DONUT 1: ESPN's Jon Barry started it.
During Sunday's Mavs-Suns game, Barry did the TV color commentary. I didn't hear it (I've got Followill; why settle for less?) but I hear from numerous readers that Barry labeled the Dallas Mavericks practitioners of "gimmick defense.''
This while telecasting a game in which Dallas' Nash-led opponent scored just four points in the final 6:48, during a weekend when the Mavs allowed a total of 33 points in two fourth quarters, during a five-game run during which Dallas has allowed less than 100 and in three of them, 73, 77 and, in the game Barry was supposedly watching, 83.
I pointed out here and on Twitter (get me at @FishSports) that the "gimmick'' accusation is a bold one to make against a team that yes, plays some zone ... but also does so featuring Tyson Chandler, Jason Kidd and Shawn Marion, three of the most credentialed defenders of their generation.
And that's when the fun started.
DONUT 2: "Haters,'' apparently, are everywhere. They certainly exist in Utah. Just ask Dirk Nowitzki. (But listen closely ... and then when it's Ian Mahinmi's turn to talk, you might want to turn down the sound a bit):
Ian: "AGHGKTHSLGHGH LAKAJSSJQA!''
DONUT 3: So anway, what is Jon Barry's problem?
Some of my Twitter brothers and sisters remind me of things like this: Barry didn't have Dallas in his top-five rankings (in defiance of places in charge of Sports betting from BetUS) even when the Mavs were a long-term fixture as the NBA's hottest team. (Thanks, mavsdude41). Many sarcastically note that maybe Barry cannot recognize sound defense because he never played it.
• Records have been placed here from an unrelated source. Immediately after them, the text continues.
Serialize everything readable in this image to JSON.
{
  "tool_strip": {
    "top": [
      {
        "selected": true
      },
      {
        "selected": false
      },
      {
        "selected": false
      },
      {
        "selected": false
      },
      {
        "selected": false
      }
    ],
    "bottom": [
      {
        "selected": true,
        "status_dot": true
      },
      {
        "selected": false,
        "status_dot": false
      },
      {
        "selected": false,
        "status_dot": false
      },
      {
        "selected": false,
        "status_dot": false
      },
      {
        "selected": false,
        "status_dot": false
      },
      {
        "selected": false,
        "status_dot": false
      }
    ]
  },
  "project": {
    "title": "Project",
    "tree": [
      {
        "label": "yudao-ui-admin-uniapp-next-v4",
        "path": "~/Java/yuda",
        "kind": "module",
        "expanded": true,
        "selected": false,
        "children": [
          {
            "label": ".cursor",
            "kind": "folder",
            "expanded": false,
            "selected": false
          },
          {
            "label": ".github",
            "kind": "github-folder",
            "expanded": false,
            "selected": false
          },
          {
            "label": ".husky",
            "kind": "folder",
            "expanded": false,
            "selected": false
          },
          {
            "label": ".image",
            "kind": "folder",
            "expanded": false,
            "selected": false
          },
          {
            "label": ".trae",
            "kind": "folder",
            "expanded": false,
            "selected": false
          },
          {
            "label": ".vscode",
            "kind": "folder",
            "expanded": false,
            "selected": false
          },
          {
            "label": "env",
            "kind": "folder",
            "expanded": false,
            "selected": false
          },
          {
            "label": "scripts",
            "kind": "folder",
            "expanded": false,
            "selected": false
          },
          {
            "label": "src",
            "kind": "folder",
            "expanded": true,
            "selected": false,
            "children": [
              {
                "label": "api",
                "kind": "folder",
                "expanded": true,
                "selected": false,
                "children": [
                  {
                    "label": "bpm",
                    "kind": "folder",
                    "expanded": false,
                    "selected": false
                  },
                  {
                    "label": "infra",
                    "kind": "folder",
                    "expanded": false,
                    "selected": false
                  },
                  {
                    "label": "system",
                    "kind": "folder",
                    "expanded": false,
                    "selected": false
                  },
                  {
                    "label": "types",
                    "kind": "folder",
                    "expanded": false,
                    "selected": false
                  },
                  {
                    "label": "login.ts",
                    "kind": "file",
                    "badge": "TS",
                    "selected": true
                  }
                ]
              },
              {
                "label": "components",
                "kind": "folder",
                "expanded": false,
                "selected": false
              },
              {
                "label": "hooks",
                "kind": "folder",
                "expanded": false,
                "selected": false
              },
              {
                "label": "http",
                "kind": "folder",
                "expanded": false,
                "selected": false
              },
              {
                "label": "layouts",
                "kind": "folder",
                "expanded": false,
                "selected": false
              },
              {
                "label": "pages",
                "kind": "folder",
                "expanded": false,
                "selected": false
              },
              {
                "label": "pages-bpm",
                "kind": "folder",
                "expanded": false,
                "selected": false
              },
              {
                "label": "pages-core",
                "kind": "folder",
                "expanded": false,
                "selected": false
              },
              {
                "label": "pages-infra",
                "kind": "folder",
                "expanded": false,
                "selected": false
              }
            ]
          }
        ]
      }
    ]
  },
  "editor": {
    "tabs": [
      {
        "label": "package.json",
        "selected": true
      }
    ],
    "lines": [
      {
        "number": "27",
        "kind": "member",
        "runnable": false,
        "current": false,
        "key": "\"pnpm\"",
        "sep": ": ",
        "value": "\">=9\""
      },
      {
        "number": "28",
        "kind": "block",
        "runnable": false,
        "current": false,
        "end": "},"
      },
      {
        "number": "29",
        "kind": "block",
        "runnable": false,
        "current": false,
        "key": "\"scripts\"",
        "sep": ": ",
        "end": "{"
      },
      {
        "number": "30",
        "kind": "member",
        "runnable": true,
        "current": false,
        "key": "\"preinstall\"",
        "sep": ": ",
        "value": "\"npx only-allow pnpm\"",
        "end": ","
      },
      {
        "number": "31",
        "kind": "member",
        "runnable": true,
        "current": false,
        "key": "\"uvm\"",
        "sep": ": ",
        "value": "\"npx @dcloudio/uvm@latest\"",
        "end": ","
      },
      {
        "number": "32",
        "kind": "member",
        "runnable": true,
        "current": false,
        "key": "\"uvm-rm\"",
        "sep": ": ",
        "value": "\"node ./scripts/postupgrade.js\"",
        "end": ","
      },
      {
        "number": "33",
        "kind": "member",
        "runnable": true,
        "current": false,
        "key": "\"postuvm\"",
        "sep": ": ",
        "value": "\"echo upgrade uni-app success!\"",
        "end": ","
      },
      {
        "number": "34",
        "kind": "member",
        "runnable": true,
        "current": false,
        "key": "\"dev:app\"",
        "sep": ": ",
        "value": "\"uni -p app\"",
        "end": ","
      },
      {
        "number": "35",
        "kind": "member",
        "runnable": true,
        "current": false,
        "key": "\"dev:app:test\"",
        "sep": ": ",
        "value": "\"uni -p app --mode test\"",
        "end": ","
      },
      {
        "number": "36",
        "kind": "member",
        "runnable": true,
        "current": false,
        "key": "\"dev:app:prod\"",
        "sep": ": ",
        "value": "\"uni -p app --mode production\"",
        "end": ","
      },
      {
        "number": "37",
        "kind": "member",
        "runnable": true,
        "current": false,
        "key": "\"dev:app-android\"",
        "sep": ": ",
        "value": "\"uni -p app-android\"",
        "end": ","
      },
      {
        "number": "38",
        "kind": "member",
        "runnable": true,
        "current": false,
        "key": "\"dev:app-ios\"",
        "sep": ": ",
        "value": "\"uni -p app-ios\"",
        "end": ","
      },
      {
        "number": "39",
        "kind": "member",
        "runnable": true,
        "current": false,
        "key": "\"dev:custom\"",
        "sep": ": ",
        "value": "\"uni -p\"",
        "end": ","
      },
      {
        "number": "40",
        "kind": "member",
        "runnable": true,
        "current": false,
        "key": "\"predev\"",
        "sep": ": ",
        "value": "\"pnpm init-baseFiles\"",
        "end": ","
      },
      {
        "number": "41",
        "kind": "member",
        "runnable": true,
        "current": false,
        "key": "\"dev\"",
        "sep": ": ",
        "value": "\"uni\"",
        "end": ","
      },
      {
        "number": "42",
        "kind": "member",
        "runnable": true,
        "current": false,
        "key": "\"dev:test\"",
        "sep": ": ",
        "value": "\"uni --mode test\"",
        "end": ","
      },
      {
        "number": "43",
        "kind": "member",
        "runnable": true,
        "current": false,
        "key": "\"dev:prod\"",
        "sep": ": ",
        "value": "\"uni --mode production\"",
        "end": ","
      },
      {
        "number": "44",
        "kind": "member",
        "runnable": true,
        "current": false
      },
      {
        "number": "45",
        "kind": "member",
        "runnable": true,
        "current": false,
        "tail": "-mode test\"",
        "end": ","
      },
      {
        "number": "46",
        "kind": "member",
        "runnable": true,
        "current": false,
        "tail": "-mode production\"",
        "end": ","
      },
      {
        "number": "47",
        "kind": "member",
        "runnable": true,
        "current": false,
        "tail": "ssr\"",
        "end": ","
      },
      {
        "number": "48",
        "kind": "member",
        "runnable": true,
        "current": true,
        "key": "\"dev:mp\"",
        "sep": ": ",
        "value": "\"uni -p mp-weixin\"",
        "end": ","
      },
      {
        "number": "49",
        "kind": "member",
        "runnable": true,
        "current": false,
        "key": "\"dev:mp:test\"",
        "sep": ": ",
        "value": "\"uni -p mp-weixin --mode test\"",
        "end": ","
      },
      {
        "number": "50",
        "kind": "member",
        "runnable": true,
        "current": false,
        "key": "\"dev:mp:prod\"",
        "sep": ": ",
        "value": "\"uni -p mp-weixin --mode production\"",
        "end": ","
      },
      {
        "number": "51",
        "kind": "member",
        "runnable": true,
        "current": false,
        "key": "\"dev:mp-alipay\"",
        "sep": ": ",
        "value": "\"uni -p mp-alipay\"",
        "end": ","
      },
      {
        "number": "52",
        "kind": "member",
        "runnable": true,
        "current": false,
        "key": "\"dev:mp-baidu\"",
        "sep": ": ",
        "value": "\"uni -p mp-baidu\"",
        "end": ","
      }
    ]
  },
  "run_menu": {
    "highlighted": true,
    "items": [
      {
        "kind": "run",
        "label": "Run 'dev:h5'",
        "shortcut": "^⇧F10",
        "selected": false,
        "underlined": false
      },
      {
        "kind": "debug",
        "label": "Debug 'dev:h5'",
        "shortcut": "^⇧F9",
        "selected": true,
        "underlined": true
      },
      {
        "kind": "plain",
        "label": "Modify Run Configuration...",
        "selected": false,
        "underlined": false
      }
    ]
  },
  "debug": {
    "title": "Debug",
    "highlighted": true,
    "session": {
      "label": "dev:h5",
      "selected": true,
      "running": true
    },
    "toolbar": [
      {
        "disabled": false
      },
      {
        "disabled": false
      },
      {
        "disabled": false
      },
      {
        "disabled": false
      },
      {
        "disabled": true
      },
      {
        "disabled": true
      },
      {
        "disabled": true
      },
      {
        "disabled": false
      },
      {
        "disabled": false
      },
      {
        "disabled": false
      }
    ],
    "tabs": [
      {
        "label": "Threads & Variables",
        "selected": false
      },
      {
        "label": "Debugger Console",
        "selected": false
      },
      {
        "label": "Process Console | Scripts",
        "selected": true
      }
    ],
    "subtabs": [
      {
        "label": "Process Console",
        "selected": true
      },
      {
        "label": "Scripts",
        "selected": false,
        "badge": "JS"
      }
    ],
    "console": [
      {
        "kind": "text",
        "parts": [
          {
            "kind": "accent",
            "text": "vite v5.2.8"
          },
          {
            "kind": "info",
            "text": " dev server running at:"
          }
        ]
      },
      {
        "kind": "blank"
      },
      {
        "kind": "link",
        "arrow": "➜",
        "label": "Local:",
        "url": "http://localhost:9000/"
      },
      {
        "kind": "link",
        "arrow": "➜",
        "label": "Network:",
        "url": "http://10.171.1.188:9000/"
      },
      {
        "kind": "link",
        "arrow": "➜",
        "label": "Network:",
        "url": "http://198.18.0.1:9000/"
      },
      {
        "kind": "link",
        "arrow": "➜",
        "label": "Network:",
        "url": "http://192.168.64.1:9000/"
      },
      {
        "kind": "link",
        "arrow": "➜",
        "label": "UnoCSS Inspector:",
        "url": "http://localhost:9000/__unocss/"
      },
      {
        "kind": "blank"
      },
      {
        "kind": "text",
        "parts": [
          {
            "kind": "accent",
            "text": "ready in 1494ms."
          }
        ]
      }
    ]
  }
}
And our man Michael Dugat points out that Barry is the same shallow-as-a-Frisbee-thinking Mavs-watcher who recently claimed that unless Dirk is making 3's, he isn't helping his team.
Does Jon Barry's problem around here go deeper than that?
DONUT 4: At one point, friend-of-DB.com Shawn Marion himself got involved in the conversation.
'Trix's contributions? In addition to pushing Mavs to my Twitter account @FishSports (thanks, kid!), he slammed home the point in a simple, unsolicited comment offered as guidance for me and pointed at Jon Barry.
"He's a hater,'' Marion said.
DONUT 5: Mark Followill will take us up the mountain and on the road with the Mavs in his weekly column, FOLLOWILL'S 5, coming up later today!
DONUT 6: Don't look now, but one more push from behind the Spurs is probably worth a shot. SA's lost four straight. LA is 3.5 behind. Dallas is 4.5 behind. I betcha Timmy hurries back a little sooner now. And if we're rooting at all for a jouster between LA and SA, aren't we rooting for ... ack! ... the Lakers?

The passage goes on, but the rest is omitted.